Pencereden vuran güneşin sıcaklığıyla uykuya dalmıştı kadın. Bölük pörçük uykusuna sığınan rüyalarında neler görmedi neler. Keçi gütmeler, tütün dikmeler, eşekle yolculuk etmeler… En hoşuna giden ise her adımda yorulmadan metrelerce yukarıya yükselmesiydi. Yıllardır rüyasında uçtuğunu görmemişti. Rüyada uçmanın aklını yoran bir yükünden kurtulmak olduğunu, bir günahının bağışlanacağı hayrına yorardı. Gerçi uyanıkken de yaşadıkları gözünün önünden geçer, evin içinde dünün tarlasını biçerdi.
Mutfağa girdi, sebilden bir bardak su alacaktı. Bardak rafına uzanınca sol kolunda şimşek gibi bir batar girdi. İstemeden yere çömeldi. Bir haftadır boyun kökünden sol omzuna doğru bir uyuşma, bir keçelenme hissediyordu zaten. Tansiyonu mu çıktı, şekeri mi düştü anlayamadı. Tezgâha tutunarak yavaşça sandalyeye oturdu. İyi hissetmeye başlayınca ilaç dolabından tansiyon aletini çıkarıp tansiyonunu; şeker ölçüm cihazını çıkarıp şekerine baktı. Her şey normal görünüyordu. “Aniden kolumu kaldırdım ya ondan oldu herhalde!” deyip cihazları topladı. Sağ olsun çocukları sağlığı için her şeyi alıp koymuşlardı. Bunlar olmasa çocuklarından birini çağıracak acile gideceklerdi. Oğlu : “Aman anne kas ağrısıdır o, merak etme! Acı patlıcana kırağı çalmaz.” deyip geçiştirmişti iki ay önce benzer şey yaşadığında. Kızı biraz daha duyarlıydı: “Annem bunlar ihmale gelmez, mutlaka bir doktora gitmemiz lazım. Çocukların bu hafta sınavları var. Bu hafta bitsin söz seni götüreceğim.” demişti. Aradan sekiz hafta geçti bir türlü götürmemişti. Olsun demesi bile yeterliydi. Zaten çocukların işleri başlarından aşkındı. Bir de annesiyle mi uğraşacaklardı! “Sen benim düşmanım mısın?” diye bağırdı terliğin tekine “İki de bir kayboluyorsun!” deyip kanepenin altına kaymış olan terliği çıkardı. Kimler kaybolmadı ki! Eş emanetini alıp genç yaşta toprağa gitti. Çocukları da vakti gelince evlenip barklanıp uçup gittiler.

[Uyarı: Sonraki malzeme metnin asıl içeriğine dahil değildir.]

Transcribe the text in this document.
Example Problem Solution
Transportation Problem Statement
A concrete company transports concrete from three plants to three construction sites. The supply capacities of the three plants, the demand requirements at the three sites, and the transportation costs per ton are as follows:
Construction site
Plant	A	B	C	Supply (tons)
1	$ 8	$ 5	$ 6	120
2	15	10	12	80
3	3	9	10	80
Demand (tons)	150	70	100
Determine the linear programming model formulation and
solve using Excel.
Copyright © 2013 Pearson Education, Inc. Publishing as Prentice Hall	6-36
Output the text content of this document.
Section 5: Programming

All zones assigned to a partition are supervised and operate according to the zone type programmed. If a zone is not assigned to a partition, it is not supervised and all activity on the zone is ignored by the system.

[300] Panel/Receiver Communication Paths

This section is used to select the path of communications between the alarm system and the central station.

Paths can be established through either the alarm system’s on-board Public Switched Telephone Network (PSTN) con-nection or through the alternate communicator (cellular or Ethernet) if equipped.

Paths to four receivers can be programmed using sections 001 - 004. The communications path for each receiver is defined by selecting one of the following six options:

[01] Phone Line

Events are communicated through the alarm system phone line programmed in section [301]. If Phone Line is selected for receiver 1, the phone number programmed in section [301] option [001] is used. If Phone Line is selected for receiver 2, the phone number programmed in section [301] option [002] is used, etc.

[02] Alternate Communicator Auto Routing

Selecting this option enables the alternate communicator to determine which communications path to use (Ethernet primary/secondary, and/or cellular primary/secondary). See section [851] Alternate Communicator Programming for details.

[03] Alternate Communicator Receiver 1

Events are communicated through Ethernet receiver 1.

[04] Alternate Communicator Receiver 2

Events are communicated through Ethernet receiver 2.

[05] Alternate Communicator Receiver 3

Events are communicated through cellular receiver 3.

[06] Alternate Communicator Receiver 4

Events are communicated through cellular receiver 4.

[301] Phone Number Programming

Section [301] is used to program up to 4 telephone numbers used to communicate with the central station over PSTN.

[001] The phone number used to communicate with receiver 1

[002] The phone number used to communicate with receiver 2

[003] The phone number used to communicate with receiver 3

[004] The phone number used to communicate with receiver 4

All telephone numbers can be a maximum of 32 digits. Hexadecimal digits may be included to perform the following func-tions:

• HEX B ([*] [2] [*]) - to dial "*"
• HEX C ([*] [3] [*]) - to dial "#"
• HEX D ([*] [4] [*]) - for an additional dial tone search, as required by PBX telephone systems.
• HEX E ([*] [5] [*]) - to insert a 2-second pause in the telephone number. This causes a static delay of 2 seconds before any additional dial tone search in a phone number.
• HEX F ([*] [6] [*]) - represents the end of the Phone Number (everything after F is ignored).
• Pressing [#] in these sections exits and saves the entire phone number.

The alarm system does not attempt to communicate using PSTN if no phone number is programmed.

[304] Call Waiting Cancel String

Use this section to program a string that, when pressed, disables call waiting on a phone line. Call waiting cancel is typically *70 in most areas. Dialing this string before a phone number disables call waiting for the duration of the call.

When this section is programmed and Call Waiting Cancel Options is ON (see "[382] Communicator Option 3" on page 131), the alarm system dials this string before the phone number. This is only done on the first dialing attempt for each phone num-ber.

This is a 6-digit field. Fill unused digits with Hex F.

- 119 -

Tam salona doğru yürürken elini başına götürüp duraksadı, yakınında tutunacak bir şey aradı. Koltuğun kenarına tutunacakken ayağı tökezledi düşerken eline masa örtüsü takılınca örtünün üstündeki radyo açma kapama düğmesinin üstüne devrildi. Açılan radyoda Müzeyyen Senar’ın “Ömrümüzün son demi, sonbaharıdır artık!” şarkısı çalınıyordu. Kadın yavaşça sol kolunun üzerine doğru yere uzandı. Şukufe kendi halinde yeri süpürüyordu, kadının boynuna doğru gelince yeleğin kozalı ipi fırçasına takıldı. Fırça döndükçe Şükufe kadının boynuna dayandı, dayandı ve durdu. Müzeyyen Senar da: “Maziye bir bakıver, neler neler bıraktık!” nakaratıyla şarkısını bitirmişti.
Ertesi sabah yerel bir gazetenin son sayfasında söyle bir haber yayımlandı: “Robot süpürge yaşlı bir kadının ölümüne sebep oldu!”